09/08/2015 10:47 EDT | Updated 09/08/2016 05:12 EDT

Mulcair Ducks Questions About Platform Cost, Calls Out Trudeau's 'Inexperience'

"How can Canadians trust a person who so easily abandons one principle for another?" the NDP leader charged.

TORONTO — NDP Leader Tom Mulcair planned to open the post-Labour Day phase of the election campaign Tuesday night by inserting a little more Justin Trudeau into his stump speech.

Mulcair aimed to highlight what he called the Liberal leader's "inexperience'' at a rally in downtown Toronto, according to an advance copy of the address obtained by The Canadian Press.

The New Democrat leader is clearly trying to differentiate himself from his rival on the centre-left. The extra attention paid to Trudeau, confirmed by one campaign insider, comes as polls point to a tight, three-way race that also includes Conservative Leader Stephen Harper.

In the speech, Mulcair criticizes Trudeau for voting for a $15-an-hour federal minimum wage and then campaigning against it.

He also targets Trudeau for announcing a Liberal government would run several years of deficits, and for voting in favour of the Harper government's anti-terrorism legislation — Bill C-51 — after initially opposing it. Trudeau has pledged to amend Bill C-51, if elected.

"Is that the change we need?'' says Mulcair's speech, which also contains its standard criticism of Harper's decade in power.

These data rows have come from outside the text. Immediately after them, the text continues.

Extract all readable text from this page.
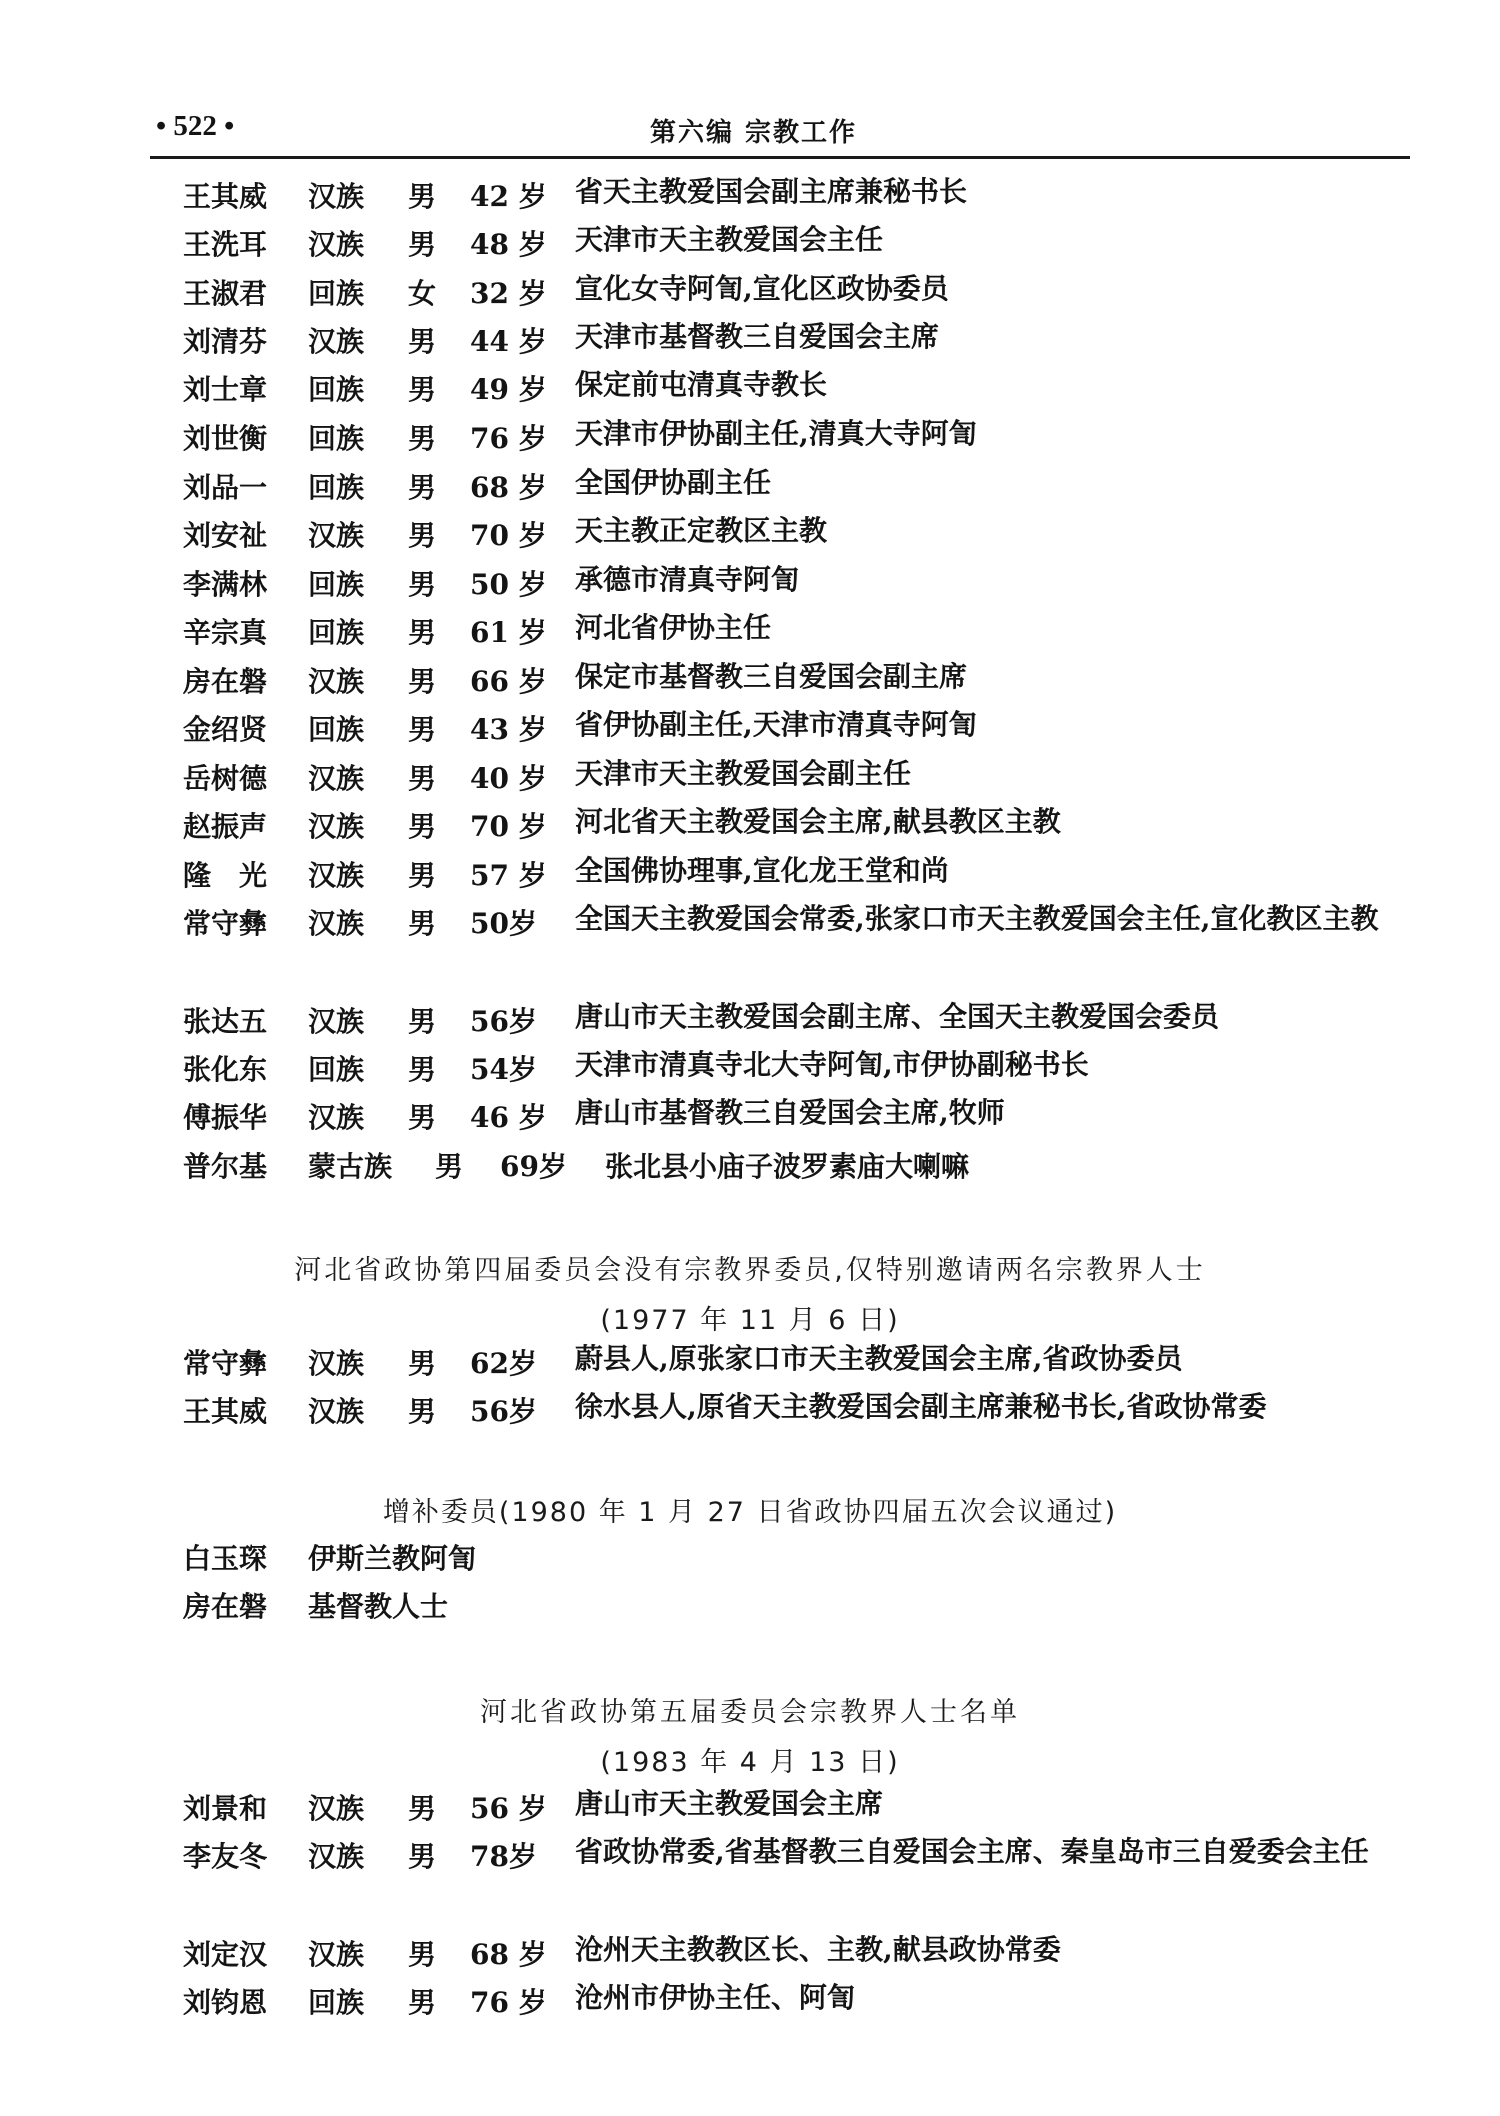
• 522 •	第六编 宗教工作
王其威 汉族 男 42 岁 省天主教爱国会副主席兼秘书长
王洗耳 汉族 男 48 岁 天津市天主教爱国会主任
王淑君 回族 女 32 岁 宣化女寺阿訇,宣化区政协委员
刘清芬 汉族 男 44 岁 天津市基督教三自爱国会主席
刘士章 回族 男 49 岁 保定前屯清真寺教长
刘世衡 回族 男 76 岁 天津市伊协副主任,清真大寺阿訇
刘品一 回族 男 68 岁 全国伊协副主任
刘安祉 汉族 男 70 岁 天主教正定教区主教
李满林 回族 男 50 岁 承德市清真寺阿訇
辛宗真 回族 男 61 岁 河北省伊协主任
房在磐 汉族 男 66 岁 保定市基督教三自爱国会副主席
金绍贤 回族 男 43 岁 省伊协副主任,天津市清真寺阿訇
岳树德 汉族 男 40 岁 天津市天主教爱国会副主任
赵振声 汉族 男 70 岁 河北省天主教爱国会主席,献县教区主教
隆　光 汉族 男 57 岁 全国佛协理事,宣化龙王堂和尚
常守彝 汉族 男 50岁 全国天主教爱国会常委,张家口市天主教爱国会主任,宣化教区主教
张达五 汉族 男 56岁 唐山市天主教爱国会副主席、全国天主教爱国会委员
张化东 回族 男 54岁 天津市清真寺北大寺阿訇,市伊协副秘书长
傅振华 汉族 男 46 岁 唐山市基督教三自爱国会主席,牧师
普尔基 蒙古族 男 69岁 张北县小庙子波罗素庙大喇嘛
河北省政协第四届委员会没有宗教界委员,仅特别邀请两名宗教界人士
(1977 年 11 月 6 日)
常守彝 汉族 男 62岁 蔚县人,原张家口市天主教爱国会主席,省政协委员
王其威 汉族 男 56岁 徐水县人,原省天主教爱国会副主席兼秘书长,省政协常委
增补委员(1980 年 1 月 27 日省政协四届五次会议通过)
白玉琛 伊斯兰教阿訇
房在磐 基督教人士
河北省政协第五届委员会宗教界人士名单
(1983 年 4 月 13 日)
刘景和 汉族 男 56 岁 唐山市天主教爱国会主席
李友冬 汉族 男 78岁 省政协常委,省基督教三自爱国会主席、秦皇岛市三自爱委会主任
刘定汉 汉族 男 68 岁 沧州天主教教区长、主教,献县政协常委
刘钧恩 回族 男 76 岁 沧州市伊协主任、阿訇
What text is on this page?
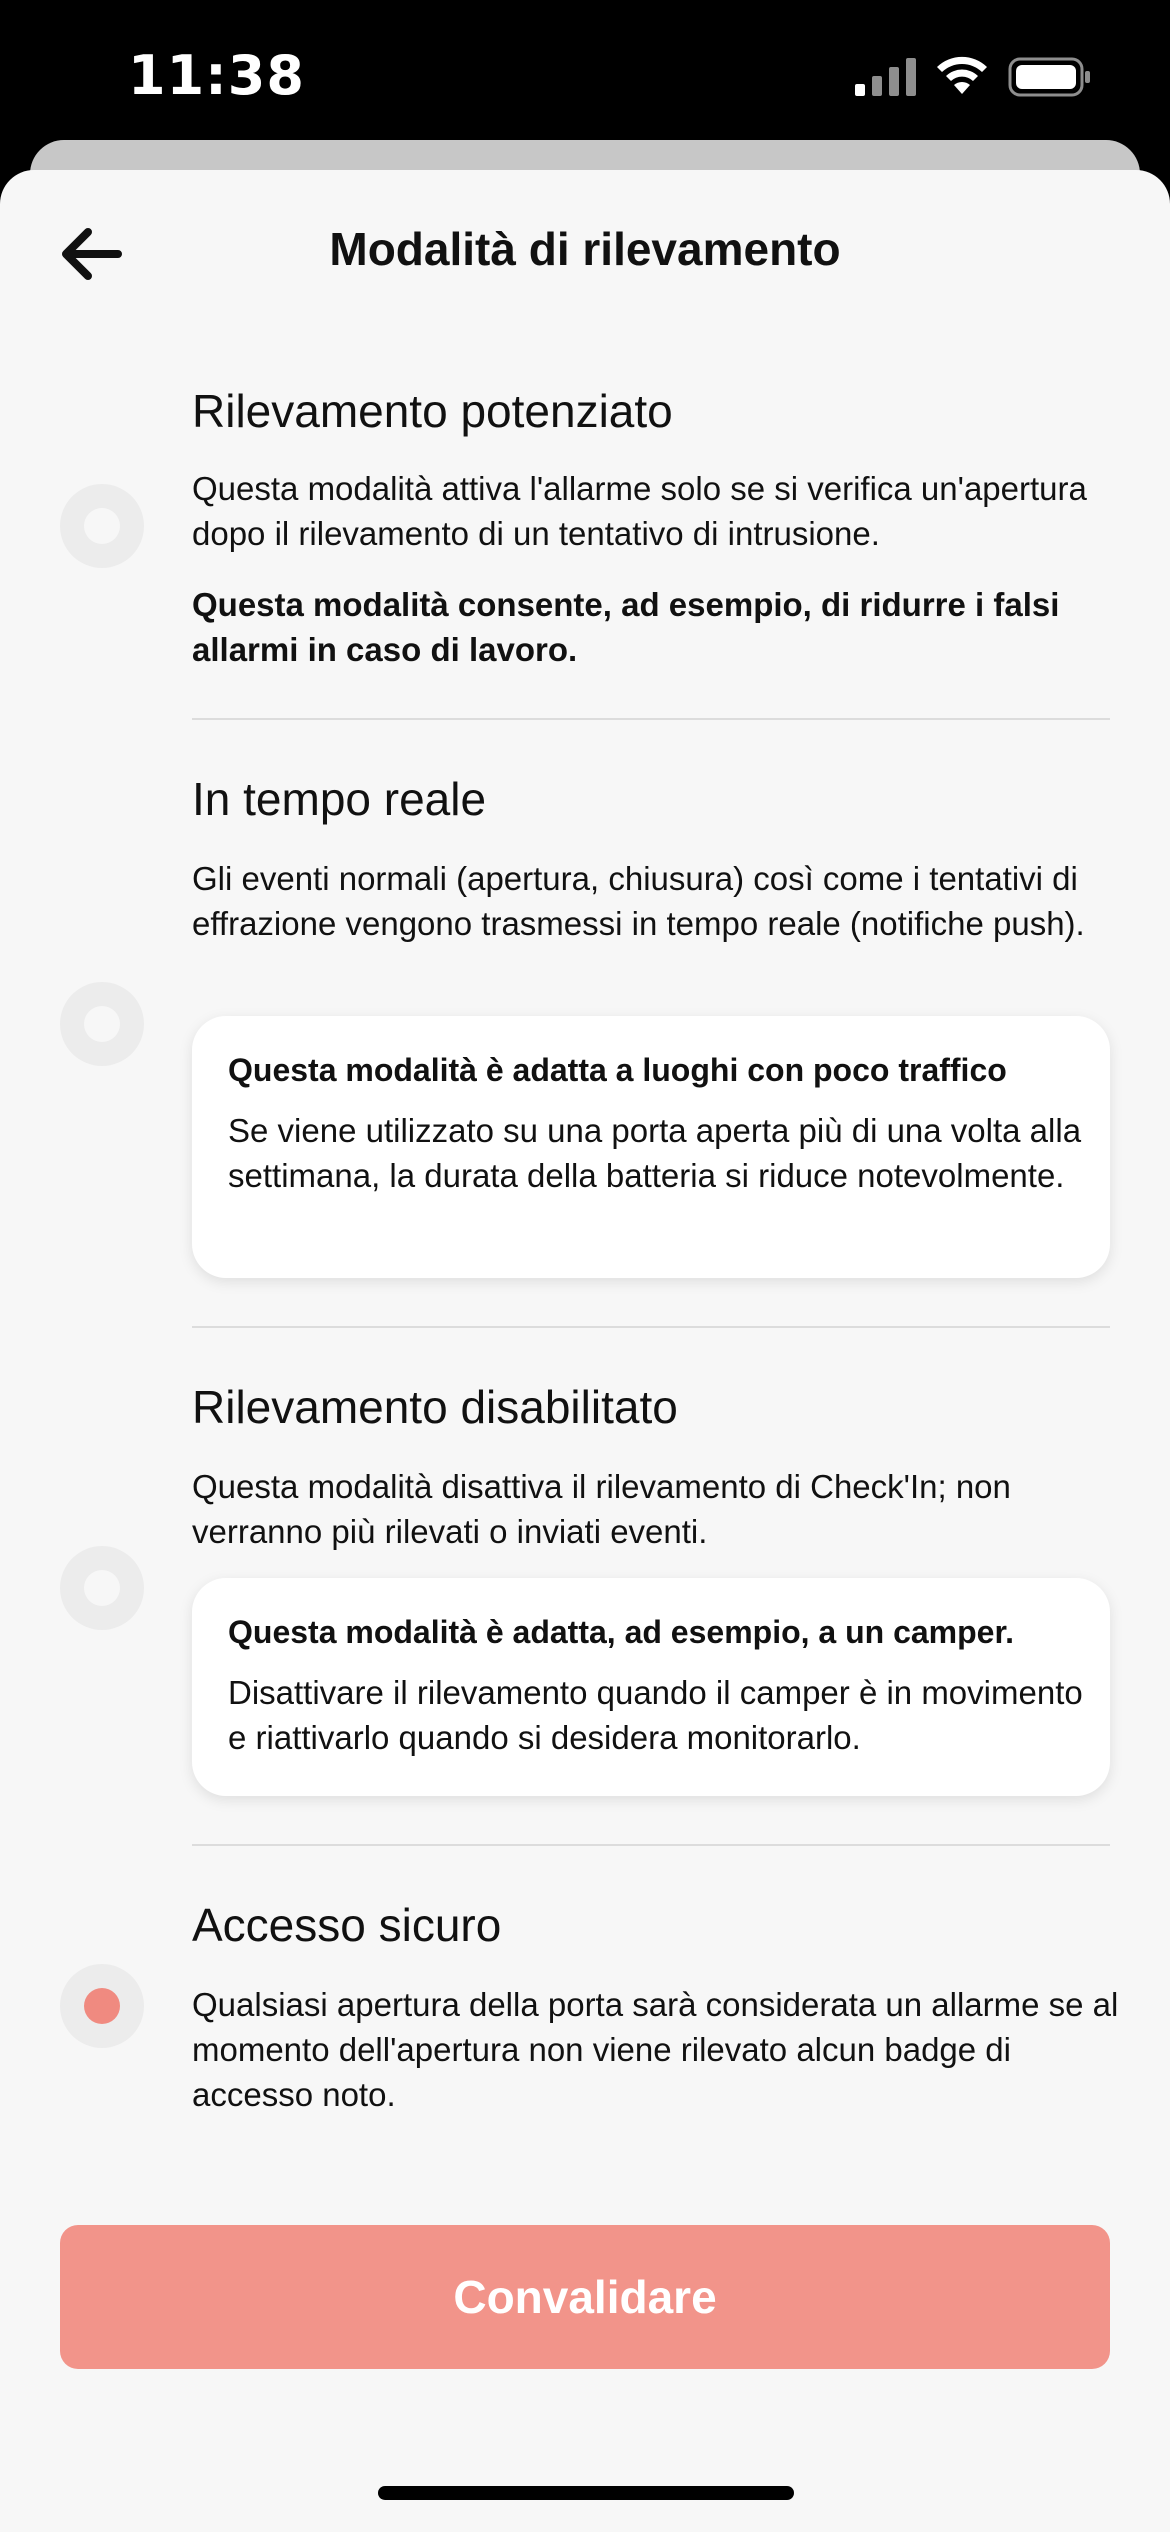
11:38
Modalità di rilevamento
Rilevamento potenziato
Questa modalità attiva l'allarme solo se si verifica un'apertura dopo il rilevamento di un tentativo di intrusione.
Questa modalità consente, ad esempio, di ridurre i falsi allarmi in caso di lavoro.
In tempo reale
Gli eventi normali (apertura, chiusura) così come i tentativi di effrazione vengono trasmessi in tempo reale (notifiche push).
Questa modalità è adatta a luoghi con poco traffico
Se viene utilizzato su una porta aperta più di una volta alla settimana, la durata della batteria si riduce notevolmente.
Rilevamento disabilitato
Questa modalità disattiva il rilevamento di Check'In; non verranno più rilevati o inviati eventi.
Questa modalità è adatta, ad esempio, a un camper.
Disattivare il rilevamento quando il camper è in movimento e riattivarlo quando si desidera monitorarlo.
Accesso sicuro
Qualsiasi apertura della porta sarà considerata un allarme se al momento dell'apertura non viene rilevato alcun badge di accesso noto.
Convalidare
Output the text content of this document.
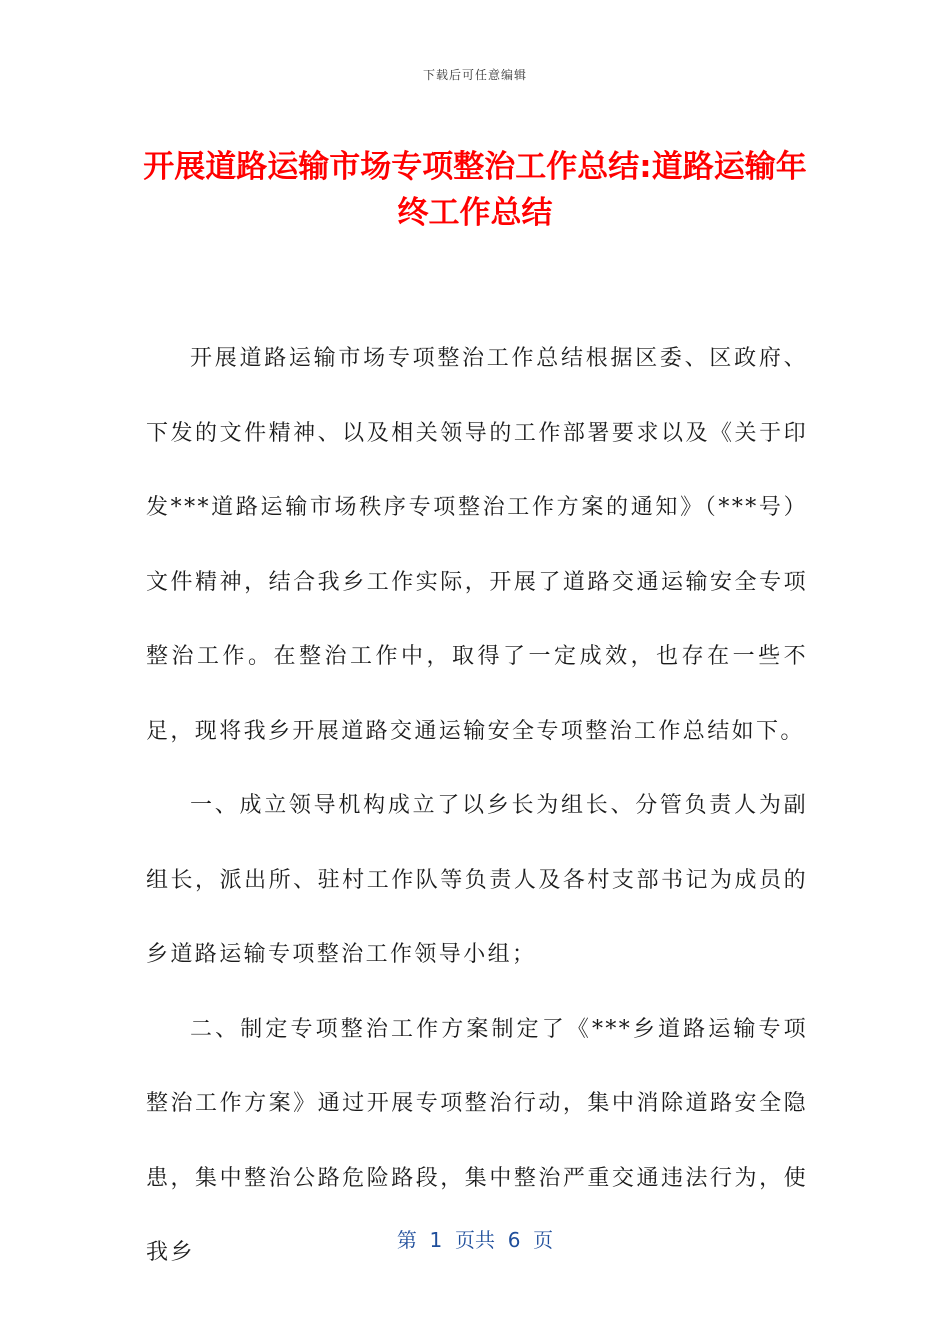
下载后可任意编辑
开展道路运输市场专项整治工作总结:道路运输年终工作总结

开展道路运输市场专项整治工作总结根据区委、区政府、下发的文件精神、以及相关领导的工作部署要求以及《关于印发***道路运输市场秩序专项整治工作方案的通知》（***号）文件精神，结合我乡工作实际，开展了道路交通运输安全专项整治工作。在整治工作中，取得了一定成效，也存在一些不足，现将我乡开展道路交通运输安全专项整治工作总结如下。

一、成立领导机构成立了以乡长为组长、分管负责人为副组长，派出所、驻村工作队等负责人及各村支部书记为成员的乡道路运输专项整治工作领导小组；

二、制定专项整治工作方案制定了《***乡道路运输专项整治工作方案》通过开展专项整治行动，集中消除道路安全隐患，集中整治公路危险路段，集中整治严重交通违法行为，使我乡	第  1  页共  6  页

"How can Canadians trust a person who so easily abandons one principle for another?''

Mulcair's speech was to be delivered on a day the NDP unveiled its campaign plane. All three major parties now have their planes, and the campaign is expected to amp up following the long weekend that marks the unofficial end to summer and vacation season.

Before the planned rally Tuesday in the crucial battleground of Toronto, Mulcair's stopped in another important area for the NDP: Montreal.

At the city's Pierre Elliott Trudeau airport, Mulcair demurred on revealing costing details of his program, which contains several pricey commitments.

He said he reveal all the revenue sources and costs in due course — and only after the NDP announces a few more promises.

"None of the major parties has yet provided their full accounting, but of course the NDP will be doing that,'' said Mulcair, who also pledged Tuesday to invest $160 million over four years to help the Canadian aerospace industry.

"You can be sure that we're going to produce exact accounting on all the numbers in our platform.''

The New Democrats have promised to balance the books next year if they win power in the Oct. 19 election despite several big-ticket spending promises, such as Mulcair's plan to create one million $15-a-day child-care spaces. That program would eventually cost $5 billion annually once fully implemented in eight years.

His balanced-budget pledge has come under attack by his rivals, who argue a weakened economy means he will be forced to pay for his pledges by hiking taxes and cutting services.

Mulcair has said the NDP would pay for its commitments in part by cancelling the Conservatives' $2-billion-a-year income-splitting measure for families with kids, and by raising corporate tax rates — though he has yet to specify by how much. He has also announced he would close a tax loophole on CEO stock options.

On Tuesday, Mulcair promised to help the aerospace industry, a sector that has seen hundreds of layoffs this year.

He said he would set up a $160-million, four-year fund to help small- and medium-sized aerospace companies adopt new technology and increase production. The plan would require firms to show how they would create jobs and provide professional training to workers.

Mulcair also committed to $40 million over four years for the Canadian Space Agency's development program to help companies commercialize new space technologies, and said he would lead trade delegations to help promote the industry.

"Canadian aerospace innovators and manufacturers need a prime minister in Ottawa who will be a champion for the them on the world stage — and I will be that champion,'' Mulcair said in Montreal, a hub for a sector that hosts the headquarters of companies such as Bombardier and CAE.

In May, Bombardier announced it was laying off 1,750 employees in Montreal, Toronto and Ireland, while CAE said last month it was cutting 350.